Oleh : Hana Annisa Afriliani,S.S
(Penulis Buku)
Mediaoposisi.com-Menebar benih tanaman di tanah yang tandus adalah sebuah kemustahilan akan menghasilkan tanaman yang tumbuh dengan subur. Lain halnya ketika kita menanam benih di tanah yang subur, maka peluang tumbuh dan berkembangnya tanaman akan lebih besar.

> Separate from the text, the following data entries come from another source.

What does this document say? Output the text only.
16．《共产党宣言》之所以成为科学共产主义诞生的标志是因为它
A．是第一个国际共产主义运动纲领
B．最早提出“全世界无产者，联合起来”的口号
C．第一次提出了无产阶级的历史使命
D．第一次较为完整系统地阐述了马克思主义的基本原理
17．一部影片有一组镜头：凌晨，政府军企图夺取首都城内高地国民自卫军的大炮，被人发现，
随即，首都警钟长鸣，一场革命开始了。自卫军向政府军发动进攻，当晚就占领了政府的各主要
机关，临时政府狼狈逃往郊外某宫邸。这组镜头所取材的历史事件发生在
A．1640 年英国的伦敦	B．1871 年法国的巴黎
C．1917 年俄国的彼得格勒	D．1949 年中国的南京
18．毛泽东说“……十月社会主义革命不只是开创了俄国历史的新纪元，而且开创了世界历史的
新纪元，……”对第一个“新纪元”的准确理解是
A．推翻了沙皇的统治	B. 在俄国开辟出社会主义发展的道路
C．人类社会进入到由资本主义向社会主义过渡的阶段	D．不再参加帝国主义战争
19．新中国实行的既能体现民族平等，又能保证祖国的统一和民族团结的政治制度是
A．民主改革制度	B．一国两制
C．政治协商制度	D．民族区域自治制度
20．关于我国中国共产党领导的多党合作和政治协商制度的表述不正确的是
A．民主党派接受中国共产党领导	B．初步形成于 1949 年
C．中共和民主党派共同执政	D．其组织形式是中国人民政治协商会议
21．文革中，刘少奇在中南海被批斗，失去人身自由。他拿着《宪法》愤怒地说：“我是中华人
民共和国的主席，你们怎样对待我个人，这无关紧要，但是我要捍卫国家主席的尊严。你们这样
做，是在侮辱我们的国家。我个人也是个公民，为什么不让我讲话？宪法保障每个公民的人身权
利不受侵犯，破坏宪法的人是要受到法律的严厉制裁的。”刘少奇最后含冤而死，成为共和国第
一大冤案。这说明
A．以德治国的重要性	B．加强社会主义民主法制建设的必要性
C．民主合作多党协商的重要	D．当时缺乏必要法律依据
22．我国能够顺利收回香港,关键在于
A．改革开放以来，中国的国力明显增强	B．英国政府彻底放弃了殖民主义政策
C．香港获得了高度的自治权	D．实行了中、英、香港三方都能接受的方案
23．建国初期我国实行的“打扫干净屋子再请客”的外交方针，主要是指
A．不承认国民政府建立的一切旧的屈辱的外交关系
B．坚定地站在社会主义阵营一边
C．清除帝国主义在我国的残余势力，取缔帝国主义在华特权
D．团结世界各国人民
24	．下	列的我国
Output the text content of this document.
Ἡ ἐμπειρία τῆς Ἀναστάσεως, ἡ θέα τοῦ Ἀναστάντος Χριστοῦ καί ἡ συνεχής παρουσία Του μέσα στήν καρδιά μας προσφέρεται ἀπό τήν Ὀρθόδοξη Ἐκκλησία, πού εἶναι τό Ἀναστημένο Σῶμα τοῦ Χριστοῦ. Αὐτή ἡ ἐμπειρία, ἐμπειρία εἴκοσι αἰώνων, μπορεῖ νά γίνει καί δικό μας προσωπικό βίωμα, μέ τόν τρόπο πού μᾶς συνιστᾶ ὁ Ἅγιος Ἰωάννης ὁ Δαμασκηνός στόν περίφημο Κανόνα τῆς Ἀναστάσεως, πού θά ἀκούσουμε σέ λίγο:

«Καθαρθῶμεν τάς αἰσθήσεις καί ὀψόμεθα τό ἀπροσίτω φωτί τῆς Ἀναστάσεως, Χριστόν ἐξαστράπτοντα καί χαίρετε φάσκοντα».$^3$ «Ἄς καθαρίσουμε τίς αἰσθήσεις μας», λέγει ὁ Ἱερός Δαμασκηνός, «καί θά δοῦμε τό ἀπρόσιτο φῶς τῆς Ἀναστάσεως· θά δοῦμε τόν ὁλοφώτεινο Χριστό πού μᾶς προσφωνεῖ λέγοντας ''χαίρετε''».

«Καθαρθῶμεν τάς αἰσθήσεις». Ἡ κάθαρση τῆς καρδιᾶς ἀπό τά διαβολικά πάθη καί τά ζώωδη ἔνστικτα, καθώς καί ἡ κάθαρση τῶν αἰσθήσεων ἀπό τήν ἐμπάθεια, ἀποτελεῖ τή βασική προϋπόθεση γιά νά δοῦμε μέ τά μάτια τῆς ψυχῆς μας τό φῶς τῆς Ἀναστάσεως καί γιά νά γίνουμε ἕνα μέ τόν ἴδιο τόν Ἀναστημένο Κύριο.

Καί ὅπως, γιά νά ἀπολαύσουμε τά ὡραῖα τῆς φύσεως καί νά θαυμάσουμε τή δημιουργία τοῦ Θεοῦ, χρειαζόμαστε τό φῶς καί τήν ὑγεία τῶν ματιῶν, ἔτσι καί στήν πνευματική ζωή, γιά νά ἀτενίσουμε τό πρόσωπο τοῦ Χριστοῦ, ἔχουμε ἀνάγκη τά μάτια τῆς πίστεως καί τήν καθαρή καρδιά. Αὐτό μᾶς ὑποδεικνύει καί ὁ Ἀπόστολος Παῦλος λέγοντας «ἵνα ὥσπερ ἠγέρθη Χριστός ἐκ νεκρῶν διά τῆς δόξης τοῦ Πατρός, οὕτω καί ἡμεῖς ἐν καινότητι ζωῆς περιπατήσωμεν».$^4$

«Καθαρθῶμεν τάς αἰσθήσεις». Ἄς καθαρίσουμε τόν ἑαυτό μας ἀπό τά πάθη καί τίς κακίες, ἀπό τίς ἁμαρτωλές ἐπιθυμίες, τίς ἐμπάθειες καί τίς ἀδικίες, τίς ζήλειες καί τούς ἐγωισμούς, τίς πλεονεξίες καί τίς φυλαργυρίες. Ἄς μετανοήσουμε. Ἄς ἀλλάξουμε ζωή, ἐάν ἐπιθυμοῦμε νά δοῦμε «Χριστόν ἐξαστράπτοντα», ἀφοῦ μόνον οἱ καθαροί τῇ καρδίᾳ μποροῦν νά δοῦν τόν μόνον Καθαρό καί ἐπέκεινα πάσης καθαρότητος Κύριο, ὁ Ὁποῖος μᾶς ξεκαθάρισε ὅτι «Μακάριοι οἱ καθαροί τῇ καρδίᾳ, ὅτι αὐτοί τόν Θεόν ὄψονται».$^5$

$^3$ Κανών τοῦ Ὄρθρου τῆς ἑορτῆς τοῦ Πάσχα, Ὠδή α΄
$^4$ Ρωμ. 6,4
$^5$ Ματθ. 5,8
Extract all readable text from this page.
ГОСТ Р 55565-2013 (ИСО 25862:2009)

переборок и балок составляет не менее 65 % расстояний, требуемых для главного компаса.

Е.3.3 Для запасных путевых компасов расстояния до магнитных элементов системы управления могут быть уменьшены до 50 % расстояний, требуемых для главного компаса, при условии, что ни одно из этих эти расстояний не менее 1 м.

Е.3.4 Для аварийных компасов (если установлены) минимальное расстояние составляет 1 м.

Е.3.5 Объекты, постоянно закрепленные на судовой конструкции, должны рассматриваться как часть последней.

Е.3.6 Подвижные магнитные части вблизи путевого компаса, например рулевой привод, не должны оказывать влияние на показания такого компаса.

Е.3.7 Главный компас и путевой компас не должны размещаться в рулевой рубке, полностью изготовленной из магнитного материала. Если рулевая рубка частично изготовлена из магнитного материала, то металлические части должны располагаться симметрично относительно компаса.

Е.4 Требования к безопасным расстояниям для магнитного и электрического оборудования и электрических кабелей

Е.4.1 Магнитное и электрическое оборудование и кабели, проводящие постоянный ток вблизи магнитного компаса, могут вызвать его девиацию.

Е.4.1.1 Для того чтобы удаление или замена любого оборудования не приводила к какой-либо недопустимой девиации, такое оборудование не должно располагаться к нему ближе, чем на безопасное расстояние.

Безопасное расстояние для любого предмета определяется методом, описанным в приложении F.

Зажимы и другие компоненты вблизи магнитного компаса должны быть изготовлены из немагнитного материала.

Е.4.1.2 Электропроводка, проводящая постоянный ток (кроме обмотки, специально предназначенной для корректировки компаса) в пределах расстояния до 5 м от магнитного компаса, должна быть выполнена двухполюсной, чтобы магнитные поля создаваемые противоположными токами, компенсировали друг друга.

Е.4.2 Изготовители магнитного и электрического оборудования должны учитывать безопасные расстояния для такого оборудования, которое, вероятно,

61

Begitulah juga dengan prostitusi. Ia akan tumbuh subur di wadah yang memberi peluang menyuburkannya. Ya, penerapan sistem kapitalisme hari ini sangat nyata menjadi wadah tumbuh suburnya prostitusi.
Bagaimana tidak, sistem kapitalisme meniscayakan apapun dijadikan sebagai komoditas bisnis, termasuk tubuh sendiri. Bukan hal yang mencengangkan sebetulnya, jika dalam sistem ini, prostitusi di segala lini banyak terjadi. Mulai dari masyarakat kelas bawah, hingga para selebriti.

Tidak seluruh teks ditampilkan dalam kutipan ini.